Professional Interests: Gastrointestinal Surgery, Robotic or Minimally Invasive Hernia Surgery, Robotic or Minimally Invasive Colon Surgery.
Growing up on an acreage in Hartley, Iowa, Dr. Robert Harson learned many valuable lessons from being raised in a rural community.
"I was a big animal lover and caring for animals taught me lessons on caring for people,"he says. "It's hard work; you need to be caring and compassionate; and sometimes, you have to deal with the not-so-pleasant aspects of life."

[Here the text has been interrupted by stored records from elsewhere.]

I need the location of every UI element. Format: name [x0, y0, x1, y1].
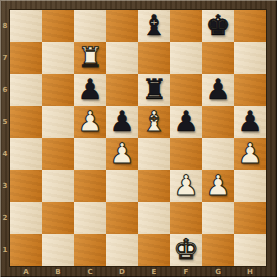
rank-label-7: 7: [0, 42, 10, 74]
piece-black-pawn[interactable]: ♟: [205, 74, 230, 106]
square-g4[interactable]: [202, 138, 234, 170]
square-e5[interactable]: ♝: [138, 106, 170, 138]
square-b6[interactable]: [42, 74, 74, 106]
piece-black-pawn[interactable]: ♟: [109, 106, 134, 138]
file-label-d: D: [106, 266, 138, 277]
square-f6[interactable]: [170, 74, 202, 106]
piece-black-king[interactable]: ♚: [205, 10, 230, 42]
square-b3[interactable]: [42, 170, 74, 202]
square-f1[interactable]: ♚: [170, 234, 202, 266]
square-c2[interactable]: [74, 202, 106, 234]
piece-white-pawn[interactable]: ♟: [173, 170, 198, 202]
square-h8[interactable]: [234, 10, 266, 42]
piece-black-pawn[interactable]: ♟: [173, 106, 198, 138]
piece-white-bishop[interactable]: ♝: [141, 106, 166, 138]
piece-white-pawn[interactable]: ♟: [109, 138, 134, 170]
square-e8[interactable]: ♝: [138, 10, 170, 42]
rank-label-3: 3: [0, 170, 10, 202]
square-g1[interactable]: [202, 234, 234, 266]
piece-white-king[interactable]: ♚: [173, 234, 198, 266]
square-f4[interactable]: [170, 138, 202, 170]
square-c8[interactable]: [74, 10, 106, 42]
rank-label-6: 6: [0, 74, 10, 106]
square-g7[interactable]: [202, 42, 234, 74]
square-a3[interactable]: [10, 170, 42, 202]
square-h7[interactable]: [234, 42, 266, 74]
square-a1[interactable]: [10, 234, 42, 266]
rank-label-8: 8: [0, 10, 10, 42]
square-e4[interactable]: [138, 138, 170, 170]
square-b5[interactable]: [42, 106, 74, 138]
piece-white-rook[interactable]: ♜: [77, 42, 102, 74]
square-f3[interactable]: ♟: [170, 170, 202, 202]
file-label-g: G: [202, 266, 234, 277]
square-e6[interactable]: ♜: [138, 74, 170, 106]
piece-white-pawn[interactable]: ♟: [205, 170, 230, 202]
piece-white-pawn[interactable]: ♟: [77, 106, 102, 138]
square-g8[interactable]: ♚: [202, 10, 234, 42]
file-label-f: F: [170, 266, 202, 277]
square-h2[interactable]: [234, 202, 266, 234]
rank-label-5: 5: [0, 106, 10, 138]
square-f5[interactable]: ♟: [170, 106, 202, 138]
square-c3[interactable]: [74, 170, 106, 202]
square-b8[interactable]: [42, 10, 74, 42]
square-a2[interactable]: [10, 202, 42, 234]
piece-black-pawn[interactable]: ♟: [77, 74, 102, 106]
square-h5[interactable]: ♟: [234, 106, 266, 138]
square-a8[interactable]: [10, 10, 42, 42]
square-e2[interactable]: [138, 202, 170, 234]
square-g6[interactable]: ♟: [202, 74, 234, 106]
file-label-e: E: [138, 266, 170, 277]
square-b7[interactable]: [42, 42, 74, 74]
square-e3[interactable]: [138, 170, 170, 202]
square-b4[interactable]: [42, 138, 74, 170]
piece-black-rook[interactable]: ♜: [141, 74, 166, 106]
square-a4[interactable]: [10, 138, 42, 170]
square-e7[interactable]: [138, 42, 170, 74]
square-f7[interactable]: [170, 42, 202, 74]
square-d6[interactable]: [106, 74, 138, 106]
square-b1[interactable]: [42, 234, 74, 266]
rank-label-1: 1: [0, 234, 10, 266]
square-d7[interactable]: [106, 42, 138, 74]
rank-label-4: 4: [0, 138, 10, 170]
square-c5[interactable]: ♟: [74, 106, 106, 138]
square-a6[interactable]: [10, 74, 42, 106]
square-g2[interactable]: [202, 202, 234, 234]
piece-black-pawn[interactable]: ♟: [237, 106, 262, 138]
square-f8[interactable]: [170, 10, 202, 42]
square-c6[interactable]: ♟: [74, 74, 106, 106]
square-d3[interactable]: [106, 170, 138, 202]
file-label-b: B: [42, 266, 74, 277]
square-d4[interactable]: ♟: [106, 138, 138, 170]
square-d1[interactable]: [106, 234, 138, 266]
square-f2[interactable]: [170, 202, 202, 234]
square-d2[interactable]: [106, 202, 138, 234]
square-d5[interactable]: ♟: [106, 106, 138, 138]
square-a7[interactable]: [10, 42, 42, 74]
square-c4[interactable]: [74, 138, 106, 170]
square-a5[interactable]: [10, 106, 42, 138]
file-label-a: A: [10, 266, 42, 277]
square-d8[interactable]: [106, 10, 138, 42]
file-label-h: H: [234, 266, 266, 277]
rank-label-2: 2: [0, 202, 10, 234]
square-h1[interactable]: [234, 234, 266, 266]
square-g5[interactable]: [202, 106, 234, 138]
square-h4[interactable]: ♟: [234, 138, 266, 170]
square-h6[interactable]: [234, 74, 266, 106]
file-label-c: C: [74, 266, 106, 277]
chess-board: ♝♚♜♟♜♟♟♟♝♟♟♟♟♟♟♚: [10, 10, 266, 266]
square-c7[interactable]: ♜: [74, 42, 106, 74]
square-g3[interactable]: ♟: [202, 170, 234, 202]
square-c1[interactable]: [74, 234, 106, 266]
board-frame: ♝♚♜♟♜♟♟♟♝♟♟♟♟♟♟♚ 87654321 ABCDEFGH: [0, 0, 277, 277]
piece-white-pawn[interactable]: ♟: [237, 138, 262, 170]
square-b2[interactable]: [42, 202, 74, 234]
square-h3[interactable]: [234, 170, 266, 202]
square-e1[interactable]: [138, 234, 170, 266]
piece-black-bishop[interactable]: ♝: [141, 10, 166, 42]
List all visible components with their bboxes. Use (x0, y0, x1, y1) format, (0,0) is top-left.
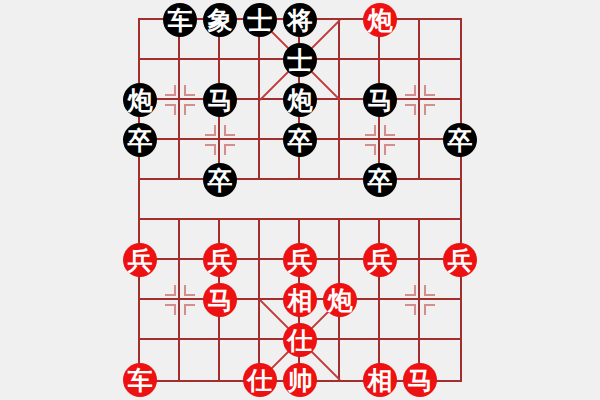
piece-red-soldier[interactable]: 兵 (203, 243, 237, 277)
xiangqi-board: 车象士将炮士炮马炮马卒卒卒卒卒兵兵兵兵兵马相炮仕车仕帅相马 (140, 20, 460, 380)
piece-black-horse[interactable]: 马 (363, 83, 397, 117)
piece-red-soldier[interactable]: 兵 (283, 243, 317, 277)
piece-black-elephant[interactable]: 象 (203, 3, 237, 37)
piece-red-soldier[interactable]: 兵 (443, 243, 477, 277)
piece-black-horse[interactable]: 马 (203, 83, 237, 117)
piece-red-cannon[interactable]: 炮 (323, 283, 357, 317)
piece-black-rook[interactable]: 车 (163, 3, 197, 37)
piece-red-horse[interactable]: 马 (403, 363, 437, 397)
piece-black-general[interactable]: 将 (283, 3, 317, 37)
piece-red-general[interactable]: 帅 (283, 363, 317, 397)
piece-red-horse[interactable]: 马 (203, 283, 237, 317)
piece-red-cannon[interactable]: 炮 (363, 3, 397, 37)
piece-black-cannon[interactable]: 炮 (283, 83, 317, 117)
piece-black-advisor[interactable]: 士 (283, 43, 317, 77)
piece-black-soldier[interactable]: 卒 (203, 163, 237, 197)
piece-red-rook[interactable]: 车 (123, 363, 157, 397)
piece-black-soldier[interactable]: 卒 (363, 163, 397, 197)
piece-red-soldier[interactable]: 兵 (123, 243, 157, 277)
piece-red-elephant[interactable]: 相 (283, 283, 317, 317)
piece-red-elephant[interactable]: 相 (363, 363, 397, 397)
piece-black-soldier[interactable]: 卒 (123, 123, 157, 157)
piece-red-advisor[interactable]: 仕 (283, 323, 317, 357)
piece-black-soldier[interactable]: 卒 (283, 123, 317, 157)
pieces-layer: 车象士将炮士炮马炮马卒卒卒卒卒兵兵兵兵兵马相炮仕车仕帅相马 (140, 20, 460, 380)
xiangqi-diagram: 车象士将炮士炮马炮马卒卒卒卒卒兵兵兵兵兵马相炮仕车仕帅相马 (0, 0, 600, 400)
piece-black-soldier[interactable]: 卒 (443, 123, 477, 157)
piece-black-cannon[interactable]: 炮 (123, 83, 157, 117)
piece-red-advisor[interactable]: 仕 (243, 363, 277, 397)
piece-black-advisor[interactable]: 士 (243, 3, 277, 37)
piece-red-soldier[interactable]: 兵 (363, 243, 397, 277)
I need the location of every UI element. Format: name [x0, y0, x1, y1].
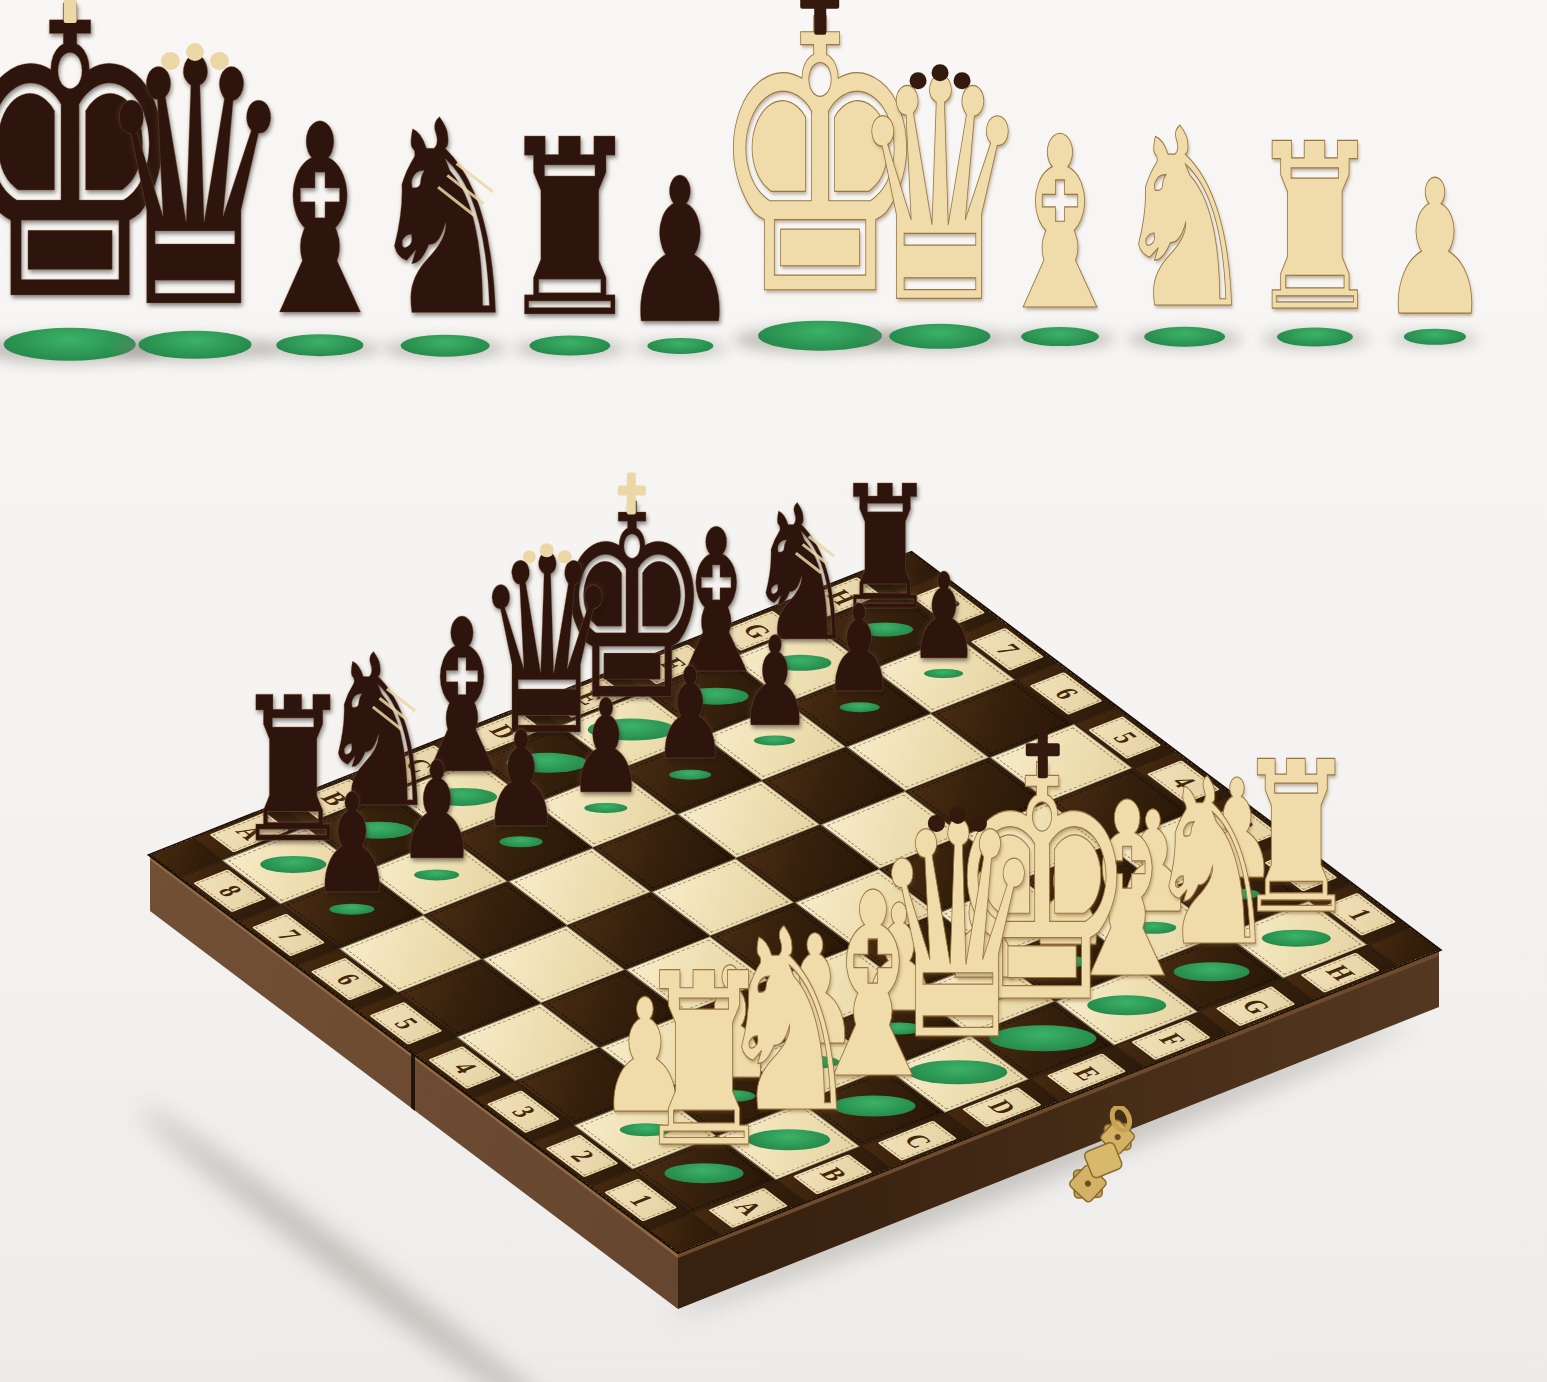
green-felt-base [1404, 329, 1465, 344]
piece-shadow [1005, 331, 1114, 348]
king-cross-finial [800, 0, 839, 34]
lineup-light-queen: ♛ [803, 47, 1077, 338]
page-root: ABCDEFGH8877665544332211ABCDEFGH ♜♞♟♝♟♚♟… [0, 0, 1547, 1382]
piece-shadow [514, 340, 626, 357]
green-felt-base [1144, 326, 1225, 346]
king-glyph: ♚ [0, 0, 188, 347]
queen-glyph: ♛ [94, 24, 295, 347]
queen-glyph: ♛ [849, 47, 1030, 338]
lineup-dark-knight: ♞ [325, 92, 565, 347]
green-felt-base [647, 337, 713, 353]
green-felt-base [758, 320, 882, 351]
green-felt-base [277, 335, 363, 356]
piece-shadow [1128, 331, 1241, 348]
lineup-light-pawn: ♟ [1352, 161, 1519, 338]
green-felt-base [139, 331, 251, 359]
lineup-light-king: ♚ [652, 0, 988, 338]
lineup-dark-queen: ♛ [43, 24, 348, 347]
green-felt-base [4, 328, 136, 361]
lineup-light-knight: ♞ [1075, 104, 1296, 338]
piece-shadow [734, 327, 907, 353]
pawn-glyph: ♟ [1380, 161, 1490, 338]
green-felt-base [890, 323, 991, 348]
queen-bead-crown [522, 544, 571, 566]
rook-glyph: ♜ [1247, 120, 1383, 339]
piece-shadow [117, 337, 273, 361]
piece-shadow [383, 339, 506, 358]
piece-shadow [0, 335, 162, 363]
bishop-glyph: ♝ [242, 98, 397, 347]
green-felt-base [1021, 327, 1100, 347]
queen-bead-crown [910, 64, 971, 91]
pawn-glyph: ♟ [621, 157, 739, 347]
knight-mane-stripes [435, 163, 494, 221]
brass-clasp[interactable] [1048, 1106, 1160, 1218]
lineup-light-rook: ♜ [1212, 120, 1418, 339]
green-felt-base [530, 335, 611, 355]
rook-glyph: ♜ [498, 115, 642, 347]
knight-mane-stripes [370, 687, 416, 732]
piece-shadow [634, 341, 726, 355]
knight-mane-stripes [793, 535, 834, 575]
chess-board: ABCDEFGH8877665544332211ABCDEFGH [150, 552, 1439, 1252]
lineup-dark-pawn: ♟ [590, 157, 769, 347]
lineup-light-bishop: ♝ [953, 112, 1166, 338]
king-cross-finial [617, 473, 645, 514]
king-cross-finial [49, 0, 91, 23]
green-felt-base [1277, 327, 1353, 346]
lineup-dark-king: ♚ [0, 0, 249, 347]
king-glyph: ♚ [709, 0, 931, 338]
green-felt-base [401, 334, 489, 356]
piece-shadow [870, 329, 1011, 350]
piece-shadow [260, 339, 381, 357]
bishop-glyph: ♝ [990, 112, 1131, 338]
lineup-dark-bishop: ♝ [203, 98, 438, 347]
knight-glyph: ♞ [366, 92, 525, 347]
piece-shadow [1392, 333, 1478, 346]
lineup-dark-rook: ♜ [461, 115, 680, 347]
piece-shadow [1262, 331, 1368, 347]
queen-bead-crown [161, 43, 228, 73]
knight-glyph: ♞ [1112, 104, 1258, 338]
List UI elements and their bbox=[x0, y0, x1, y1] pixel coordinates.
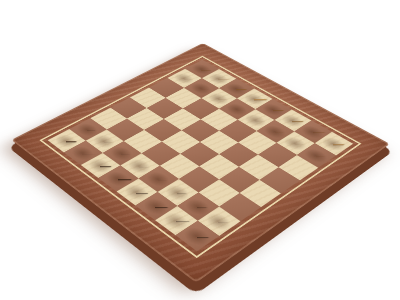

His aspirations eventually turned toward caring for people, influenced by the gentle and kind approach his mother, a nurse, had toward her patients. By second grade, he knew two things: He would become a physician. He would go to the University of Iowa College of Medicine.
With a Master of Science in Public Health, he planned to focus his medical career on infectious disease and epidemiology. In medical school, he did his surgical rotation first to "get it out of the way,"only to find himself energized by doing surgeries. He liked to be able to quickly make a positive change in someone's health.
It's the personal interactions with patients he finds most satisfying as a surgeon. "In medicine, there's the physical part of making someone better -- something which surgery can often accomplish. But there's also the emotional and spiritual side of healing, which are equally important to good patient care. That's the part that makes my job most worthwhile."
When not in surgery, Dr. Harson spends time at home out in the yard or gardening with his wife, Mindy, and their four children. A huge fan of art, his family likes to draw, paint and visit museums.
Surgery is an art, too, he says. He's proud that experienced DSG surgeons have chosen the Quad Cities area to perform that art, with advanced procedures and university-level care.
"In college, I once heard a professor talk about how science lacked creativity. I thought 'That's so profoundly wrong,'"he says. "The art of medicine is talking with patients, getting to know their spot in life, weighing the risks, and helping them decide if surgery is right for them or not. That's an art -- an essential part of what we do as surgeons."